Denny Hatch hits the nail on the head again in his most recent Business Common Sense when he compares the contempt shown for the customer in a great deal of direct mail with that of the fictional Harry Lime character in Graham Greene's The Third Man:

"Victims?’ he asked. ‘Don’t be melodramatic, Holley. Look down there,’ he went on, pointing through the window at the people moving like black flies at the base of the Wheel. ‘Would you really feel any pity if one of those dots stopped moving—forever?

If I said you can have twenty thousand pounds for every dot that stops, would you really, old man, tell me to keep my money—without hesitation?"

Of course, this attitude isn't confined to direct mailers but can be found in all sorts of business-speak. It always seems to me that a smart business-owner can steal a real march on the competition simply by displaying a little respect for the customer.

February 17, 2007

Dreams & Songs To Sing Or Low Lies?

I read a report in today's paper of a talk being given by a postgraduate, Liam O'Callaghan, which sets out to debunk the various myths that have grown up around the Munster rugby team. For those of you unfamiliar with the story, the Munster team has emerged as one of the best-loved sporting brands in this part of the world.

Apparently, O'Callaghan plans to reveal how, despite the team's reputation as a unique collective representing a distinctive brand of rural, rugged decency, a significant number of the team attended fee-paying, private schools rather than learned their trade under the rather more public and much less privileged shelter of a hedge-school.

Some Munster fans are apparently up in arms at the perceived slight but I think they may be missing the point. Very few brand stories stand up to the scrutiny of the historian but the Munster myth-makers have shown a particularly deft sleight of hand in weaving some loose facts and fictions into the brand we know today. In contrast, their counterparts at my home team of Leinster have struggled to match their own narrative to the demands of producing a successful brand on and off the pitch.

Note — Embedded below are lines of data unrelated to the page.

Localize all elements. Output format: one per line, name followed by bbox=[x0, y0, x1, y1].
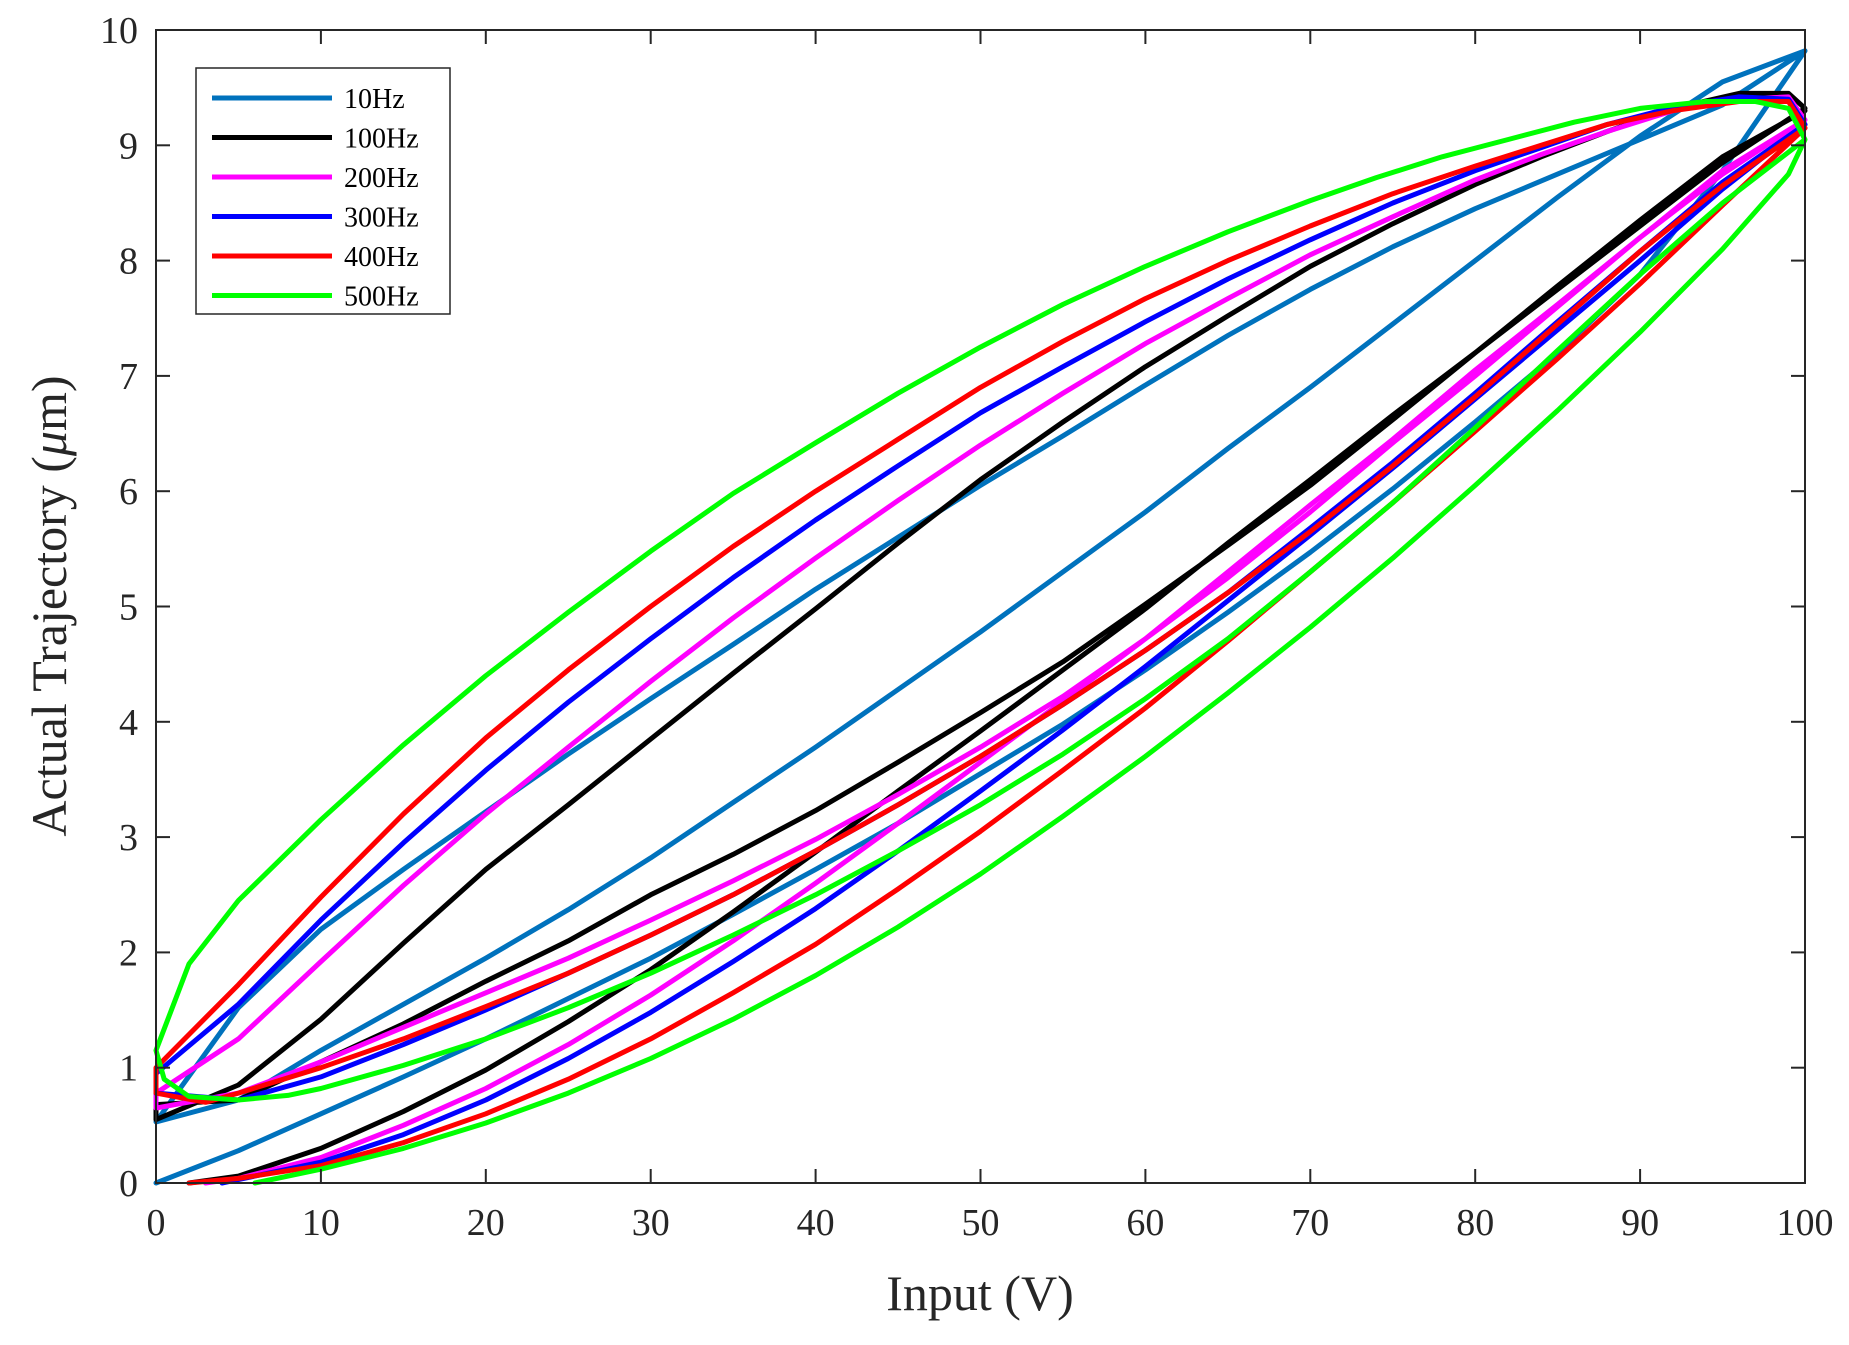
legend-box bbox=[195, 67, 451, 315]
x-tick-label: 40 bbox=[797, 1202, 835, 1244]
y-tick-labels: 0 1 2 3 4 5 6 7 8 9 10 bbox=[100, 10, 138, 1205]
x-tick-label: 50 bbox=[962, 1202, 1000, 1244]
legend-label: 200Hz bbox=[344, 163, 419, 194]
legend-entry-300Hz: 300Hz bbox=[212, 203, 419, 234]
x-tick-label: 20 bbox=[467, 1202, 505, 1244]
axis-ticks bbox=[155, 29, 1806, 1184]
legend-label: 10Hz bbox=[344, 84, 405, 115]
legend-label: 400Hz bbox=[344, 242, 419, 273]
legend: 10Hz 100Hz 200Hz 300Hz 400Hz 500Hz bbox=[195, 67, 451, 315]
y-tick-label: 3 bbox=[119, 817, 138, 859]
series-line-10Hz bbox=[153, 48, 1808, 1186]
legend-entry-100Hz: 100Hz bbox=[212, 124, 419, 155]
series-line-400Hz bbox=[153, 99, 1808, 1186]
x-tick-label: 0 bbox=[147, 1202, 166, 1244]
legend-entry-500Hz: 500Hz bbox=[212, 282, 419, 313]
x-tick-label: 70 bbox=[1291, 1202, 1329, 1244]
x-tick-label: 30 bbox=[632, 1202, 670, 1244]
x-axis-title: Input (V) bbox=[886, 1265, 1073, 1321]
series-line-500Hz bbox=[153, 99, 1808, 1186]
legend-label: 300Hz bbox=[344, 203, 419, 234]
y-tick-label: 1 bbox=[119, 1048, 138, 1090]
x-tick-label: 80 bbox=[1456, 1202, 1494, 1244]
x-tick-label: 10 bbox=[302, 1202, 340, 1244]
y-axis-title-unit: m) bbox=[21, 375, 77, 431]
y-tick-label: 7 bbox=[119, 356, 138, 398]
legend-label: 500Hz bbox=[344, 282, 419, 313]
x-tick-labels: 0 10 20 30 40 50 60 70 80 90 100 bbox=[147, 1202, 1834, 1244]
y-axis-title-mu: μ bbox=[21, 431, 77, 457]
y-tick-label: 8 bbox=[119, 241, 138, 283]
y-tick-label: 0 bbox=[119, 1163, 138, 1205]
y-tick-label: 9 bbox=[119, 125, 138, 167]
legend-entry-400Hz: 400Hz bbox=[212, 242, 419, 273]
y-axis-title: Actual Trajectory (μm) bbox=[21, 375, 77, 836]
y-tick-label: 4 bbox=[119, 702, 138, 744]
y-tick-label: 6 bbox=[119, 471, 138, 513]
x-tick-label: 100 bbox=[1777, 1202, 1834, 1244]
y-tick-label: 2 bbox=[119, 932, 138, 974]
y-tick-label: 10 bbox=[100, 10, 138, 52]
series-lines bbox=[153, 48, 1808, 1186]
legend-label: 100Hz bbox=[344, 124, 419, 155]
legend-entry-200Hz: 200Hz bbox=[212, 163, 419, 194]
legend-entry-10Hz: 10Hz bbox=[212, 84, 405, 115]
y-tick-label: 5 bbox=[119, 587, 138, 629]
x-tick-label: 60 bbox=[1126, 1202, 1164, 1244]
x-tick-label: 90 bbox=[1621, 1202, 1659, 1244]
series-line-100Hz bbox=[153, 90, 1808, 1186]
y-axis-title-main: Actual Trajectory ( bbox=[21, 456, 77, 836]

Perhaps the proof of the Munster myth (if any such proof is needed or possible) is to be found in the belief shown by players and supporters alike as they set about their business of making it real where it matters: through the deeds of this new generation of sporting heroes?

February 12, 2007

The Bigger The Better

In a previous post 'Ah Mr Brand, We've Been Expecting You', I wondered which of the ingredients in the traditional James Bond franchise were essential to the brand. I read an excerpt today from Simon Winder's 'The Man Who Saved Britain' (courtesy of the resourceful Delancey Place) who suggests that "In the hierarchy of reasons for Bond's endurance his villains perhaps stand the highest". He goes on to say that "this sense of tremendously clever men, caged in by the dreariness of the diurnal, planning vast and devastating schemes more for their own pleasure than for any rational gains...is enough, in my view, to justify Fleming's literary career".

I think Winder is on to something (and it's perhaps no accident that Pixar's The Incredibles, which enjoyed sensational success at the box-office, tapped into the same villain-source for its Syndrome character). Maybe there's something in there too for the everyday brand which must conjure up a compelling nemesis or run the risk of being dismissed as an irrelevant sideshow.

February 05, 2007

When Your Bowl Overfloweth

Whilst Superbowl Sunday isn't such a big deal in this part of the world, most of us are aware of how it's as much a centrepiece for Madison Avenue as it is for the ball players (for more brand-related humour, see
Skydeck Cartoons)

I haven't heard yet which ad came out on top in this year's competition but it always strikes me that this sort of scramble for attention offers a distorted take on how best to build a brand (rather like looking to celebrities for tips on happiness). Although Apple's 1984 Superbowl advertisement has become the stuff of legend, the rest of us should probably look to more local and modest successes for examples of campaigns we might reasonably emulate.